SolarAid has brand new impact research! As part of our ongoing commitment to not only reach customers, but to also understand and maximise our impact, we conducted customer surveys in 2022.
This project was undertaken by the sector leading impact research organisation, and long-term partner, 60 Decibels. Customers were spoken to twice, before and after owning a solar light so we can understand the quantifiable impact of switching to a solar product.
It is essential for us to know, and regularly update, the impact our solar lights have on people living without electricity in their homes. Are solar lights having the impact we think they should? Are we reaching the right people i.e. those living below the poverty line with no access to electricity?
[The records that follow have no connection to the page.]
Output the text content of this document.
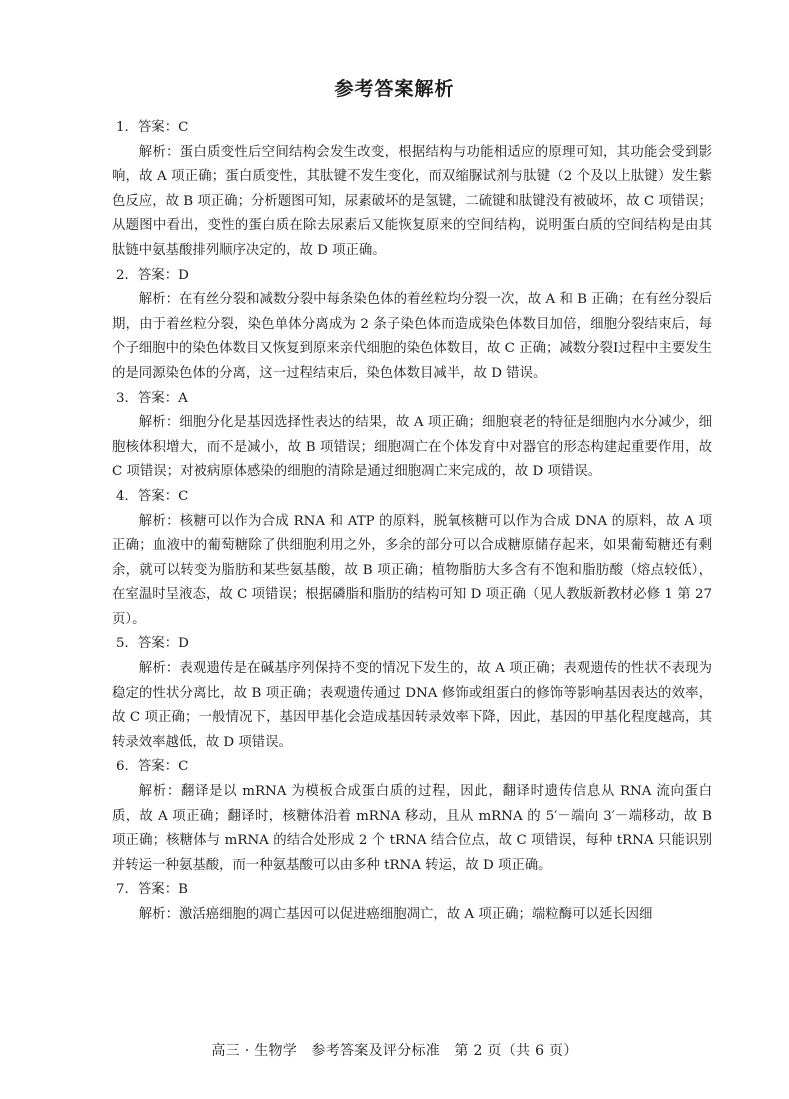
参考答案解析

1．答案：C

解析：蛋白质变性后空间结构会发生改变，根据结构与功能相适应的原理可知，其功能会受到影响，故 A 项正确；蛋白质变性，其肽键不发生变化，而双缩脲试剂与肽键（2 个及以上肽键）发生紫色反应，故 B 项正确；分析题图可知，尿素破坏的是氢键，二硫键和肽键没有被破坏，故 C 项错误；从题图中看出，变性的蛋白质在除去尿素后又能恢复原来的空间结构，说明蛋白质的空间结构是由其肽链中氨基酸排列顺序决定的，故 D 项正确。

2．答案：D

解析：在有丝分裂和减数分裂中每条染色体的着丝粒均分裂一次，故 A 和 B 正确；在有丝分裂后期，由于着丝粒分裂，染色单体分离成为 2 条子染色体而造成染色体数目加倍，细胞分裂结束后，每个子细胞中的染色体数目又恢复到原来亲代细胞的染色体数目，故 C 正确；减数分裂Ⅰ过程中主要发生的是同源染色体的分离，这一过程结束后，染色体数目减半，故 D 错误。

3．答案：A

解析：细胞分化是基因选择性表达的结果，故 A 项正确；细胞衰老的特征是细胞内水分减少，细胞核体积增大，而不是减小，故 B 项错误；细胞凋亡在个体发育中对器官的形态构建起重要作用，故 C 项错误；对被病原体感染的细胞的清除是通过细胞凋亡来完成的，故 D 项错误。

4．答案：C

解析：核糖可以作为合成 RNA 和 ATP 的原料，脱氧核糖可以作为合成 DNA 的原料，故 A 项正确；血液中的葡萄糖除了供细胞利用之外，多余的部分可以合成糖原储存起来，如果葡萄糖还有剩余，就可以转变为脂肪和某些氨基酸，故 B 项正确；植物脂肪大多含有不饱和脂肪酸（熔点较低），在室温时呈液态，故 C 项错误；根据磷脂和脂肪的结构可知 D 项正确（见人教版新教材必修 1 第 27 页）。

5．答案：D

解析：表观遗传是在碱基序列保持不变的情况下发生的，故 A 项正确；表观遗传的性状不表现为稳定的性状分离比，故 B 项正确；表观遗传通过 DNA 修饰或组蛋白的修饰等影响基因表达的效率，故 C 项正确；一般情况下，基因甲基化会造成基因转录效率下降，因此，基因的甲基化程度越高，其转录效率越低，故 D 项错误。

6．答案：C

解析：翻译是以 mRNA 为模板合成蛋白质的过程，因此，翻译时遗传信息从 RNA 流向蛋白质，故 A 项正确；翻译时，核糖体沿着 mRNA 移动，且从 mRNA 的 5′－端向 3′－端移动，故 B 项正确；核糖体与 mRNA 的结合处形成 2 个 tRNA 结合位点，故 C 项错误，每种 tRNA 只能识别并转运一种氨基酸，而一种氨基酸可以由多种 tRNA 转运，故 D 项正确。

7．答案：B

解析：激活癌细胞的凋亡基因可以促进癌细胞凋亡，故 A 项正确；端粒酶可以延长因细

高三 · 生物学　参考答案及评分标准　第 2 页（共 6 页）
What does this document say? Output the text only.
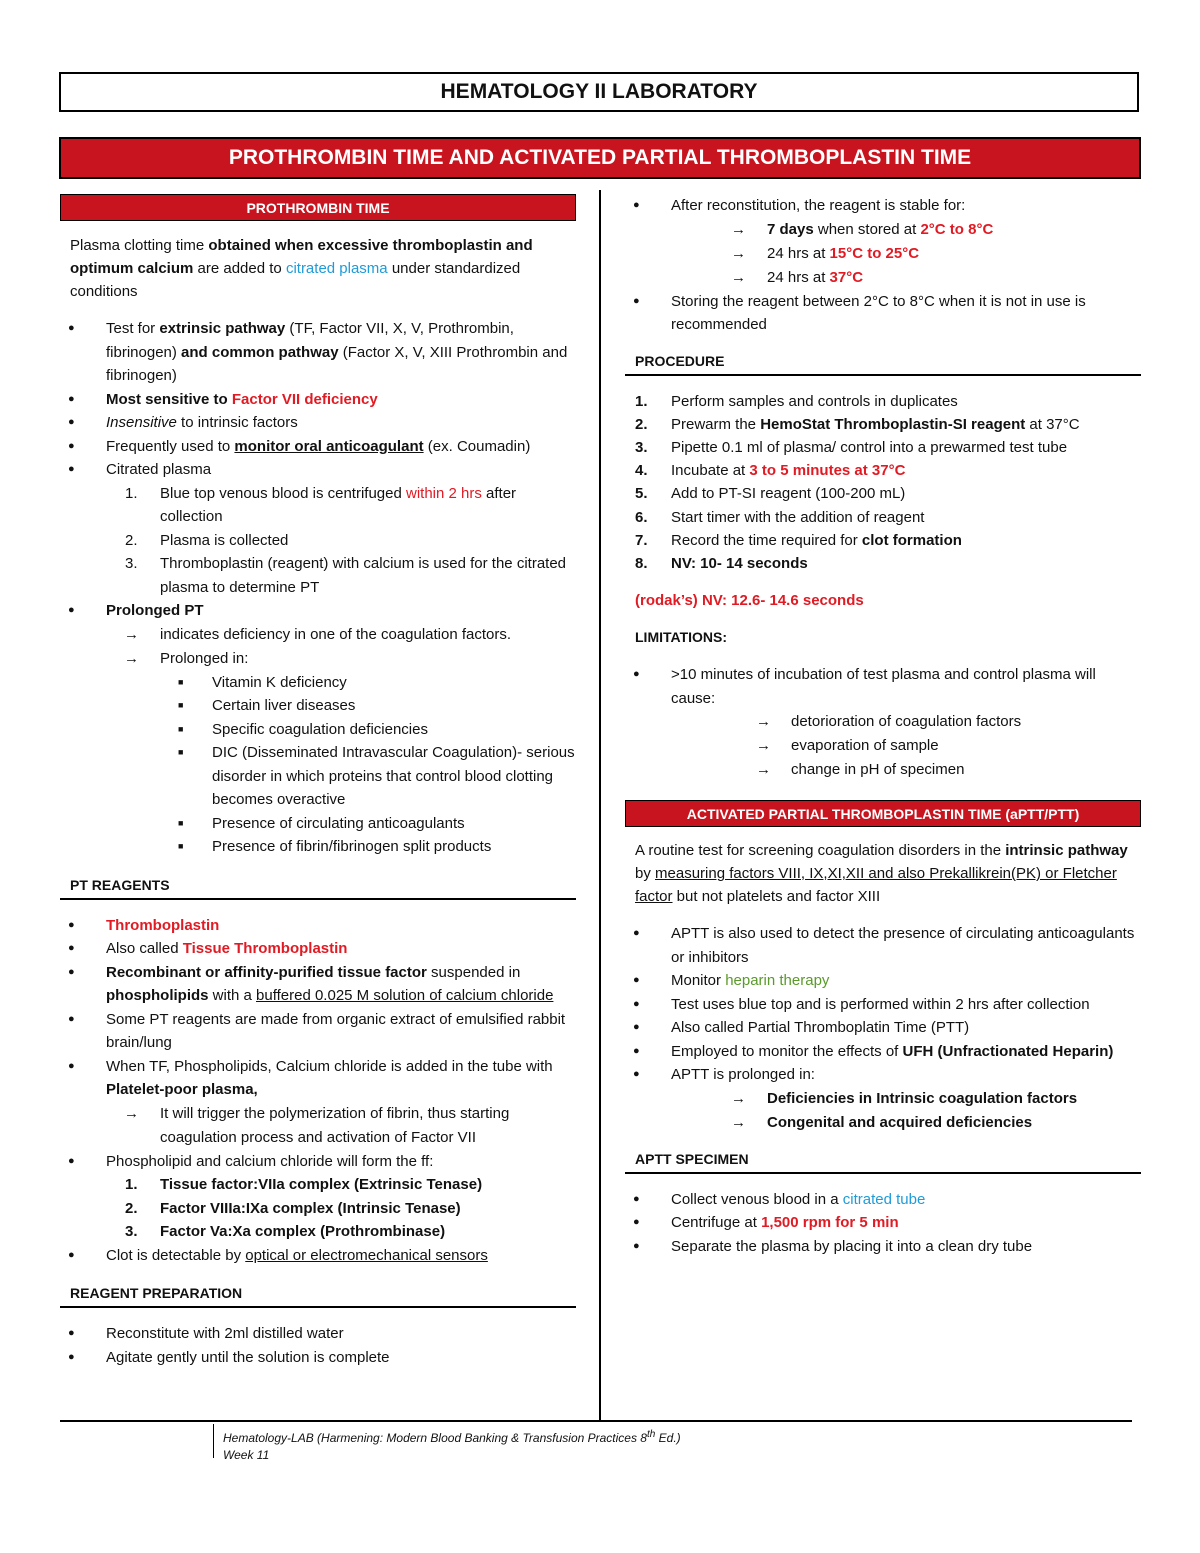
HEMATOLOGY II LABORATORY
PROTHROMBIN TIME AND ACTIVATED PARTIAL THROMBOPLASTIN TIME
PROTHROMBIN TIME
Plasma clotting time obtained when excessive thromboplastin and optimum calcium are added to citrated plasma under standardized conditions
● Test for extrinsic pathway (TF, Factor VII, X, V, Prothrombin, fibrinogen) and common pathway (Factor X, V, XIII Prothrombin and fibrinogen)
● Most sensitive to Factor VII deficiency
● Insensitive to intrinsic factors
● Frequently used to monitor oral anticoagulant (ex. Coumadin)
● Citrated plasma
1. Blue top venous blood is centrifuged within 2 hrs after collection
2. Plasma is collected
3. Thromboplastin (reagent) with calcium is used for the citrated plasma to determine PT
● Prolonged PT
→ indicates deficiency in one of the coagulation factors.
→ Prolonged in:
■ Vitamin K deficiency
■ Certain liver diseases
■ Specific coagulation deficiencies
■ DIC (Disseminated Intravascular Coagulation)- serious disorder in which proteins that control blood clotting becomes overactive
■ Presence of circulating anticoagulants
■ Presence of fibrin/fibrinogen split products
PT REAGENTS
● Thromboplastin
● Also called Tissue Thromboplastin
● Recombinant or affinity-purified tissue factor suspended in phospholipids with a buffered 0.025 M solution of calcium chloride
● Some PT reagents are made from organic extract of emulsified rabbit brain/lung
● When TF, Phospholipids, Calcium chloride is added in the tube with Platelet-poor plasma,
→ It will trigger the polymerization of fibrin, thus starting coagulation process and activation of Factor VII
● Phospholipid and calcium chloride will form the ff:
1. Tissue factor:VIIa complex (Extrinsic Tenase)
2. Factor VIIIa:IXa complex (Intrinsic Tenase)
3. Factor Va:Xa complex (Prothrombinase)
● Clot is detectable by optical or electromechanical sensors
REAGENT PREPARATION
● Reconstitute with 2ml distilled water
● Agitate gently until the solution is complete
● After reconstitution, the reagent is stable for:
→ 7 days when stored at 2°C to 8°C
→ 24 hrs at 15°C to 25°C
→ 24 hrs at 37°C
● Storing the reagent between 2°C to 8°C when it is not in use is recommended
PROCEDURE
1. Perform samples and controls in duplicates
2. Prewarm the HemoStat Thromboplastin-SI reagent at 37°C
3. Pipette 0.1 ml of plasma/ control into a prewarmed test tube
4. Incubate at 3 to 5 minutes at 37°C
5. Add to PT-SI reagent (100-200 mL)
6. Start timer with the addition of reagent
7. Record the time required for clot formation
8. NV: 10- 14 seconds
(rodak’s) NV: 12.6- 14.6 seconds
LIMITATIONS:
● >10 minutes of incubation of test plasma and control plasma will cause:
→ detorioration of coagulation factors
→ evaporation of sample
→ change in pH of specimen
ACTIVATED PARTIAL THROMBOPLASTIN TIME (aPTT/PTT)
A routine test for screening coagulation disorders in the intrinsic pathway by measuring factors VIII, IX,XI,XII and also Prekallikrein(PK) or Fletcher factor but not platelets and factor XIII
● APTT is also used to detect the presence of circulating anticoagulants or inhibitors
● Monitor heparin therapy
● Test uses blue top and is performed within 2 hrs after collection
● Also called Partial Thromboplatin Time (PTT)
● Employed to monitor the effects of UFH (Unfractionated Heparin)
● APTT is prolonged in:
→ Deficiencies in Intrinsic coagulation factors
→ Congenital and acquired deficiencies
APTT SPECIMEN
● Collect venous blood in a citrated tube
● Centrifuge at 1,500 rpm for 5 min
● Separate the plasma by placing it into a clean dry tube
Hematology-LAB (Harmening: Modern Blood Banking & Transfusion Practices 8th Ed.)
Week 11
From our new research, we are seeing a significant reduction in energy costs by our customers in sub-Saharan Africa when they switch to solar compared to our previous research. Costs of fuels like kerosene are rising as well as disposable batteries for torches. In the context of the global energy crisis, it is amazing we are reducing the costs of energy for people living below the poverty line. These reductions lead to critical savings for families. We are already hearing stories of how this helps families deal with illness by being able to pay for medical costs or make improvements to their home or diet.
Many families also communicated the increased levels of safety they experience once having access to a solar lighting product. This could be safety due not using naked flames from candles and kerosene lamps or feeling safe due to the added security of having bright light around the home. We even hear stories of children dancing and playing outside their homes lit by solar light!
Another change we noticed is what lighting sources people are using. Households without access to electricity are using far fewer kerosene lamps than they used to, replacing them with battery powered torches. This is in part due to where we operate – in landlocked Malawi and Zambia, kerosene is so expensive. The rising use of battery powered torches is a concern as they do not offer a sustainable solution. The batteries are often poor quality, lasting just a few days, and expensive to replace. Disposable batteries often litter the ground of communities degrading the local environment.
What is very encouraging is the high proportion of people who have stopped using paraffin candles, kerosene lamps or battery powered torches when they own a solar light. An astonishing 97% made the switch to clean energy and stopped using the sub-standard alternatives altogether.
With all the above we’ve also updated our popular impact calculator to show you your impact. If we know the impact of a solar light and the cost to get a solar light into the hands of a family, we can tell you the impact of your donation. We have spotlighted the key metrics outlined above and removed ones that we feel are less relevant.
Ultimately, measuring impact is to confirm we are moving in the right direction – that our interventions are enabling communities that previously had no access to electricity to access clean, safe solar power in a way that is affordable for them. With this, we can show the evidence to encourage others to replicate this approach across all of sub-Saharan Africa to reach every home, school and clinic and truly leave no one behind.